Dans la Déclaration de Stockholm du 16 juin 1972, on peut lire la consécration implicite d’un principe de responsabilités communes, mais différenciées. En effet, la déclaration prend en compte la situation et les besoins particuliers des pays en voie de développement et le coût que peut entrainer l’intégration des mesures environnementales dans leur processus de développement [34].

Mais il a fallu attendre la Déclaration de Rio du 14 juin 1992 pour voire une consécration explicite du principe de responsabilités communes, mais différenciées des États en matière environnementale [35].
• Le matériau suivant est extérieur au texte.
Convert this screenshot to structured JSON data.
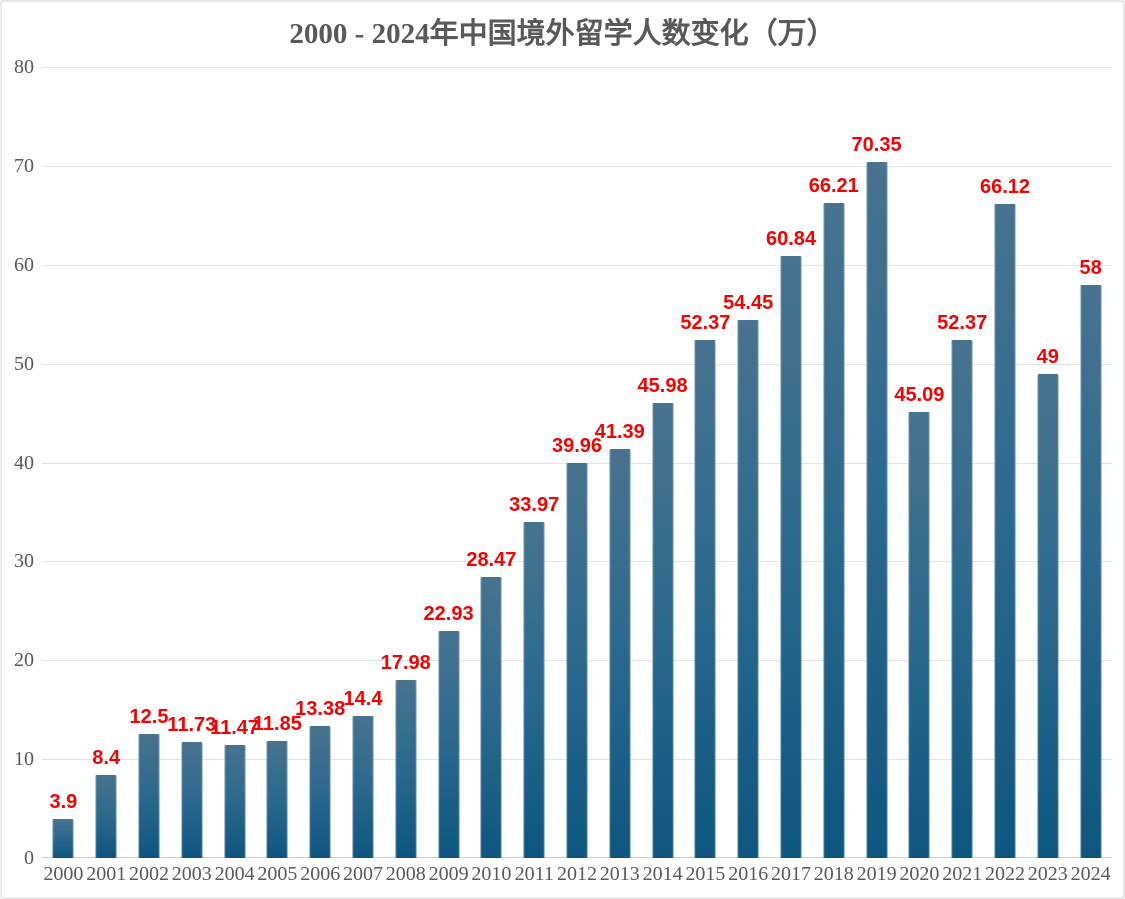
{
  "chart_data": {
    "type": "bar",
    "title": "2000 - 2024年中国境外留学人数变化（万）",
    "categories": [
      "2000",
      "2001",
      "2002",
      "2003",
      "2004",
      "2005",
      "2006",
      "2007",
      "2008",
      "2009",
      "2010",
      "2011",
      "2012",
      "2013",
      "2014",
      "2015",
      "2016",
      "2017",
      "2018",
      "2019",
      "2020",
      "2021",
      "2022",
      "2023",
      "2024"
    ],
    "values": [
      3.9,
      8.4,
      12.5,
      11.73,
      11.47,
      11.85,
      13.38,
      14.4,
      17.98,
      22.93,
      28.47,
      33.97,
      39.96,
      41.39,
      45.98,
      52.37,
      54.45,
      60.84,
      66.21,
      70.35,
      45.09,
      52.37,
      66.12,
      49,
      58
    ],
    "value_labels": [
      "3.9",
      "8.4",
      "12.5",
      "11.73",
      "11.47",
      "11.85",
      "13.38",
      "14.4",
      "17.98",
      "22.93",
      "28.47",
      "33.97",
      "39.96",
      "41.39",
      "45.98",
      "52.37",
      "54.45",
      "60.84",
      "66.21",
      "70.35",
      "45.09",
      "52.37",
      "66.12",
      "49",
      "58"
    ],
    "xlabel": "",
    "ylabel": "",
    "ylim": [
      0,
      80
    ],
    "yticks": [
      0,
      10,
      20,
      30,
      40,
      50,
      60,
      70,
      80
    ],
    "grid": true,
    "legend_position": "none",
    "colors": {
      "bar_gradient_top": "#47738f",
      "bar_gradient_mid": "#2e6a8e",
      "bar_gradient_bottom": "#0d567f",
      "data_label": "#f60000",
      "axis_text": "#595959",
      "title_text": "#595959",
      "gridline": "#e4e4e4",
      "axis_line": "#cdcdcd",
      "background": "#ffffff",
      "border": "#e8e8e8"
    }
  }
}
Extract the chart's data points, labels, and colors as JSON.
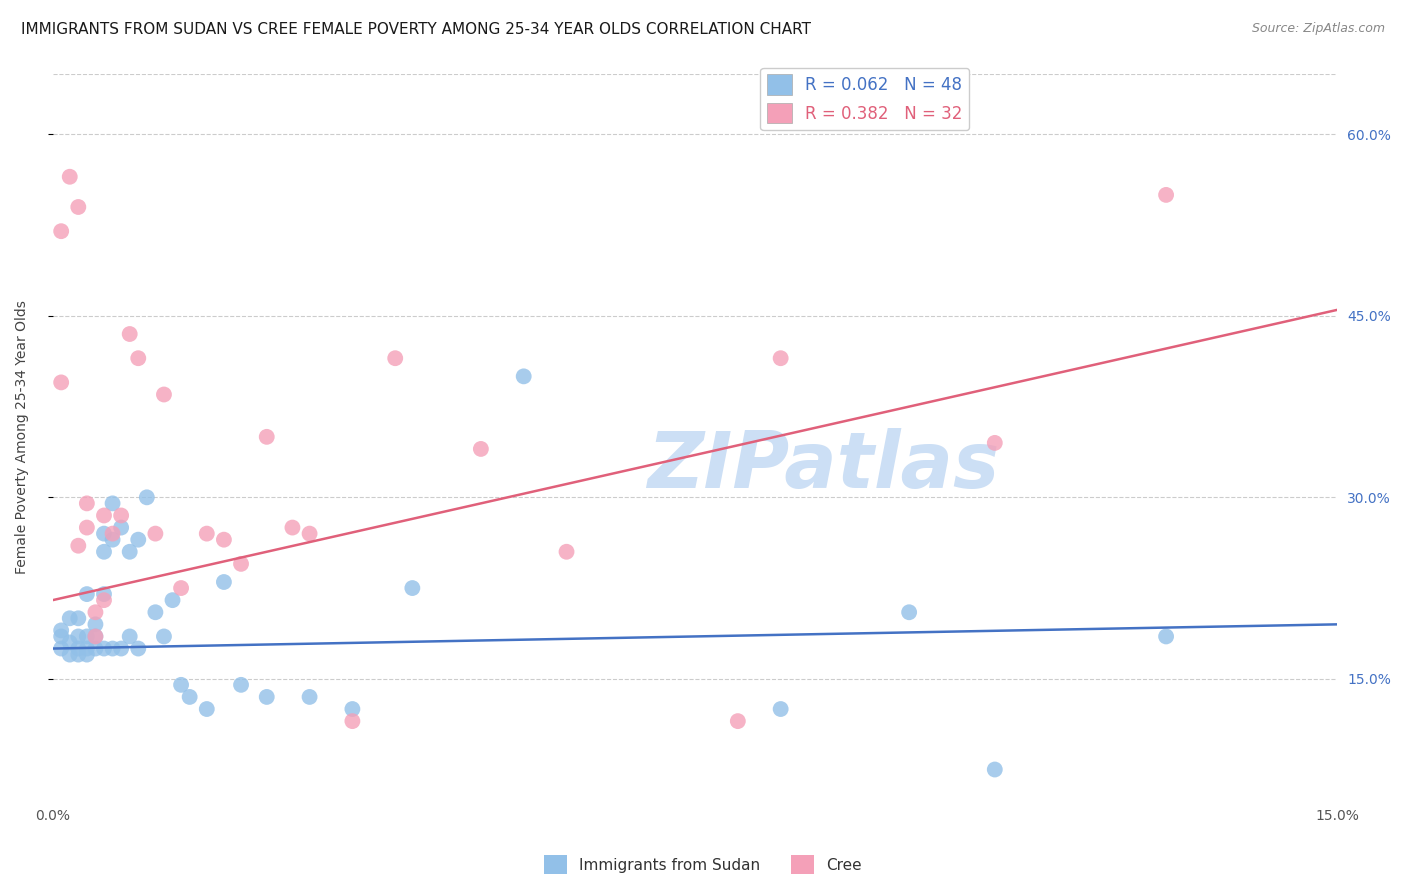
{
  "title": "IMMIGRANTS FROM SUDAN VS CREE FEMALE POVERTY AMONG 25-34 YEAR OLDS CORRELATION CHART",
  "source": "Source: ZipAtlas.com",
  "ylabel": "Female Poverty Among 25-34 Year Olds",
  "xlim": [
    0.0,
    0.15
  ],
  "ylim": [
    0.05,
    0.65
  ],
  "yticks": [
    0.15,
    0.3,
    0.45,
    0.6
  ],
  "ytick_labels": [
    "15.0%",
    "30.0%",
    "45.0%",
    "60.0%"
  ],
  "xticks": [
    0.0,
    0.03,
    0.06,
    0.09,
    0.12,
    0.15
  ],
  "xtick_labels": [
    "0.0%",
    "",
    "",
    "",
    "",
    "15.0%"
  ],
  "blue_color": "#92c0e8",
  "pink_color": "#f4a0b8",
  "blue_line_color": "#4472c4",
  "pink_line_color": "#e0607a",
  "watermark": "ZIPatlas",
  "watermark_color": "#ccdff5",
  "background_color": "#ffffff",
  "grid_color": "#cccccc",
  "title_fontsize": 11,
  "axis_label_fontsize": 10,
  "tick_fontsize": 10,
  "blue_line_x0": 0.0,
  "blue_line_y0": 0.175,
  "blue_line_x1": 0.15,
  "blue_line_y1": 0.195,
  "pink_line_x0": 0.0,
  "pink_line_y0": 0.215,
  "pink_line_x1": 0.15,
  "pink_line_y1": 0.455,
  "blue_points_x": [
    0.001,
    0.001,
    0.001,
    0.002,
    0.002,
    0.002,
    0.003,
    0.003,
    0.003,
    0.003,
    0.004,
    0.004,
    0.004,
    0.004,
    0.005,
    0.005,
    0.005,
    0.006,
    0.006,
    0.006,
    0.006,
    0.007,
    0.007,
    0.007,
    0.008,
    0.008,
    0.009,
    0.009,
    0.01,
    0.01,
    0.011,
    0.012,
    0.013,
    0.014,
    0.015,
    0.016,
    0.018,
    0.02,
    0.022,
    0.025,
    0.03,
    0.035,
    0.042,
    0.055,
    0.085,
    0.1,
    0.11,
    0.13
  ],
  "blue_points_y": [
    0.185,
    0.175,
    0.19,
    0.18,
    0.2,
    0.17,
    0.2,
    0.185,
    0.175,
    0.17,
    0.22,
    0.185,
    0.175,
    0.17,
    0.195,
    0.185,
    0.175,
    0.27,
    0.255,
    0.22,
    0.175,
    0.295,
    0.265,
    0.175,
    0.275,
    0.175,
    0.255,
    0.185,
    0.265,
    0.175,
    0.3,
    0.205,
    0.185,
    0.215,
    0.145,
    0.135,
    0.125,
    0.23,
    0.145,
    0.135,
    0.135,
    0.125,
    0.225,
    0.4,
    0.125,
    0.205,
    0.075,
    0.185
  ],
  "pink_points_x": [
    0.001,
    0.001,
    0.002,
    0.003,
    0.004,
    0.004,
    0.005,
    0.005,
    0.006,
    0.006,
    0.007,
    0.008,
    0.009,
    0.01,
    0.012,
    0.013,
    0.015,
    0.018,
    0.02,
    0.022,
    0.025,
    0.028,
    0.03,
    0.035,
    0.04,
    0.05,
    0.06,
    0.08,
    0.11,
    0.13,
    0.085,
    0.003
  ],
  "pink_points_y": [
    0.52,
    0.395,
    0.565,
    0.54,
    0.295,
    0.275,
    0.205,
    0.185,
    0.285,
    0.215,
    0.27,
    0.285,
    0.435,
    0.415,
    0.27,
    0.385,
    0.225,
    0.27,
    0.265,
    0.245,
    0.35,
    0.275,
    0.27,
    0.115,
    0.415,
    0.34,
    0.255,
    0.115,
    0.345,
    0.55,
    0.415,
    0.26
  ]
}
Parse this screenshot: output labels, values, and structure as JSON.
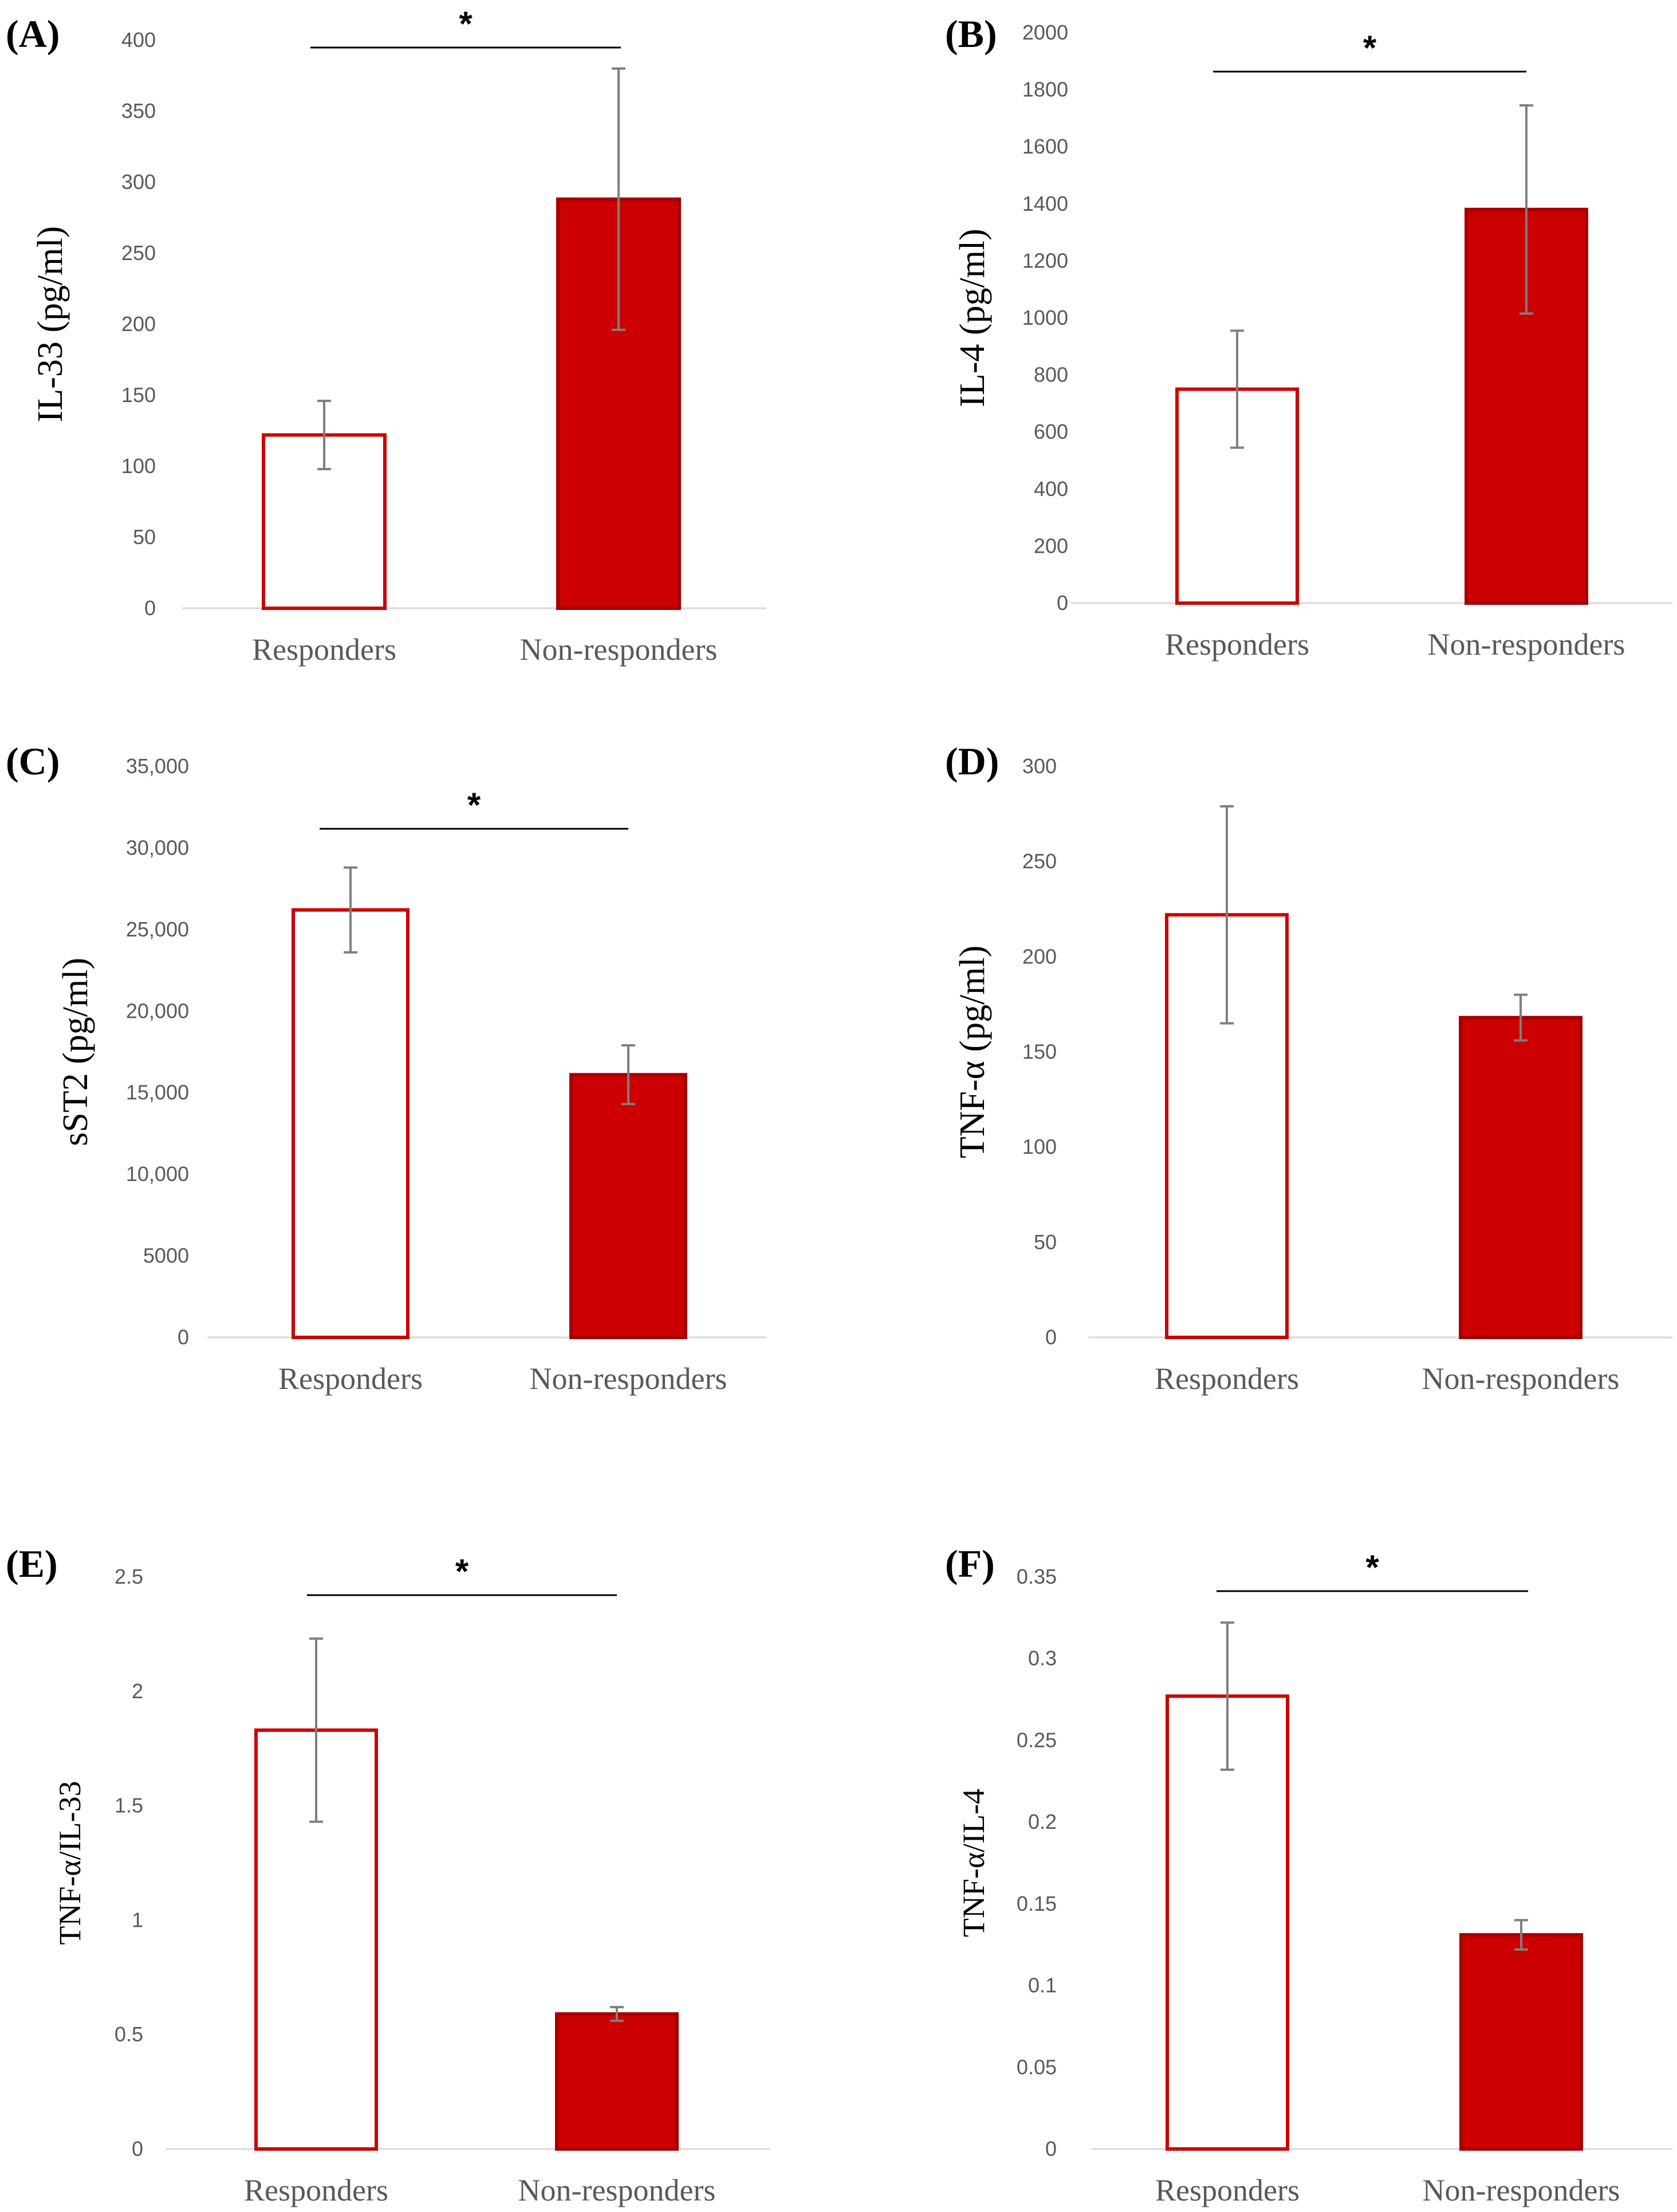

D’un point de vue juridique, il faut remarquer, dans la formulation du principe, une responsabilité à deux niveaux. Le premier niveau tient à la nature commune des responsabilités. En matière environnementale, la responsabilité des États est avant tout commune. Par « commune », il faut entendre une obligation pour les États de coopérer en vue de conserver, protéger, et rétablir la santé de l’environnement dans toutes ses formes. L’emploi au pluriel du vocable « responsabilités » n’enlève rien à sa nature commune.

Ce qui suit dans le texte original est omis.